In southern Donbass, the port of Mariupol on the Sea of ​​Azov is now largely under Russian control, except for a few hundred Ukrainian soldiers who have refused to surrender and remain holed up in the Azovstal steel plant .

Many of their wives called on the global community on Sunday to secure the release of “the entire garrison”, during an online press conference. The women painted a grim picture of the situation for the troops, saying they were suffering from severe shortages of food, water and medicine; untreated wounds sometimes resulted in sepsis.

One of the wives, Natalia Zarytska, told Sky News her husband told her the ring around the steelworks was getting smaller and “the end will be soon”.

“In my mind I think there’s no chance, but in my heart I feel we can save them,” she said.

Ukraine’s prosecutor general’s office said regional prosecutors had launched a criminal investigation into Moscow’s alleged use of restricted incendiary bombs at the steel plant.

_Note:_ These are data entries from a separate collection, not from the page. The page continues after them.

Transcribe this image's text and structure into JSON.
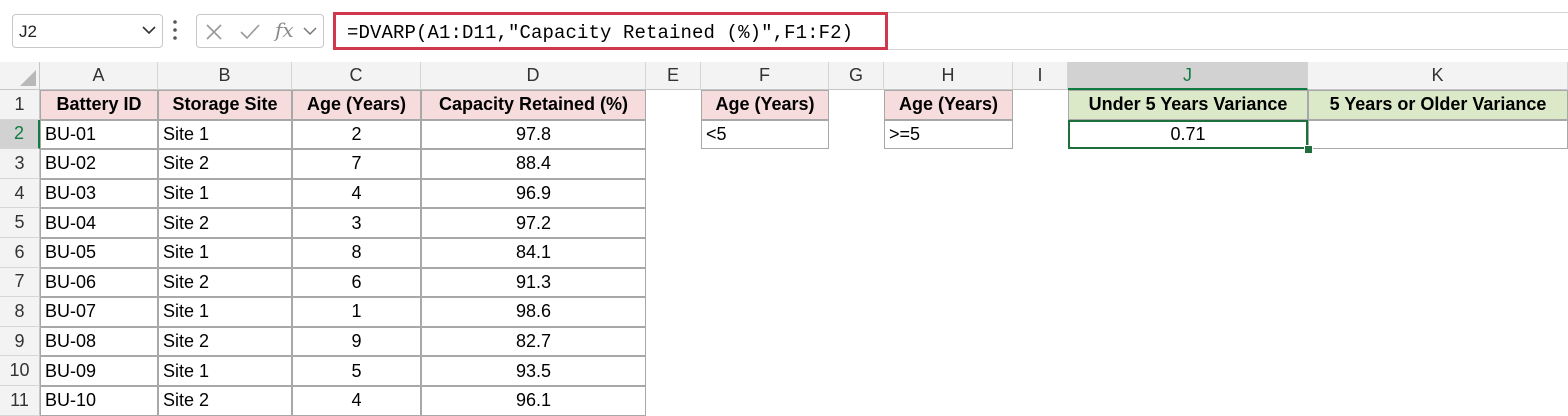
{
  "name_box": {
    "value": "J2"
  },
  "formula_bar": {
    "formula": "=DVARP(A1:D11,\"Capacity Retained (%)\",F1:F2)"
  },
  "columns": [
    "A",
    "B",
    "C",
    "D",
    "E",
    "F",
    "G",
    "H",
    "I",
    "J",
    "K"
  ],
  "rows": [
    "1",
    "2",
    "3",
    "4",
    "5",
    "6",
    "7",
    "8",
    "9",
    "10",
    "11"
  ],
  "table": {
    "headers": [
      "Battery ID",
      "Storage Site",
      "Age (Years)",
      "Capacity Retained (%)"
    ],
    "rows": [
      [
        "BU-01",
        "Site 1",
        "2",
        "97.8"
      ],
      [
        "BU-02",
        "Site 2",
        "7",
        "88.4"
      ],
      [
        "BU-03",
        "Site 1",
        "4",
        "96.9"
      ],
      [
        "BU-04",
        "Site 2",
        "3",
        "97.2"
      ],
      [
        "BU-05",
        "Site 1",
        "8",
        "84.1"
      ],
      [
        "BU-06",
        "Site 2",
        "6",
        "91.3"
      ],
      [
        "BU-07",
        "Site 1",
        "1",
        "98.6"
      ],
      [
        "BU-08",
        "Site 2",
        "9",
        "82.7"
      ],
      [
        "BU-09",
        "Site 1",
        "5",
        "93.5"
      ],
      [
        "BU-10",
        "Site 2",
        "4",
        "96.1"
      ]
    ]
  },
  "criteria_f": {
    "header": "Age (Years)",
    "value": "<5"
  },
  "criteria_h": {
    "header": "Age (Years)",
    "value": ">=5"
  },
  "results": {
    "j_header": "Under 5 Years Variance",
    "k_header": "5 Years or Older Variance",
    "j_value": "0.71",
    "k_value": ""
  },
  "colors": {
    "accent": "#107c41",
    "formula_highlight": "#d0394d",
    "header_pink": "#f6dcdc",
    "header_green": "#dbe9c8"
  }
}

International law permits certain uses of incendiary munitions but prohibits their use to directly target enemy personnel or civilians.

Turkish presidential spokesman Ibrahim Kalin said the country had offered to evacuate wounded Ukrainian soldiers and civilians from Azovstal by boat, according to the official state broadcaster TRT.

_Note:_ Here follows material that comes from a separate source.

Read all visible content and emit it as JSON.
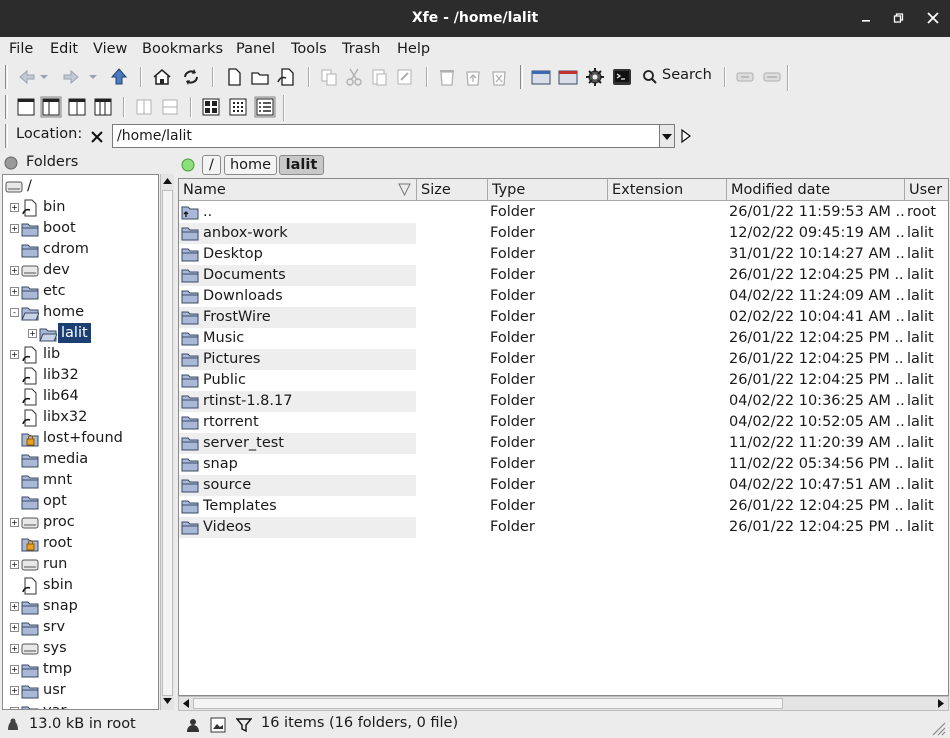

Ukraine’s invasion has other countries on Russia’s flank fearing they may be next, including Finland, which shares both a 1,340-kilometre (830-mile) land border and the Gulf of Finland with Russia. Putin told Finnish President Sauli Niinisto in a phone call on Saturday that joining NATO would be a “mistake”.

In neighboring Sweden, after the ruling Social Democratic Party backed plans for NATO membership on Sunday, the plan was due to be discussed in parliament on Monday, with a Cabinet announcement to follow.

However, NATO works by consensus and potential offers from the Nordic countries have been questioned due to Turkish concerns. Turkish Foreign Minister Mevlut Cavusoglu said he discussed Turkey’s concerns at the NATO meeting on Sunday, particularly Sweden’s and Finland’s alleged support for Kurdish rebel groups and their restrictions on arms sales to Turkey.

But during a visit to Sweden on Sunday, Senate Republican Leader Mitch McConnell said Finland and Sweden would be “significant additions” to NATO and that the United States should quickly ratify their membership. McConnell is leading a delegation of GOP senators to the area. They made a surprise visit to Kyiv on Saturday in a show of support.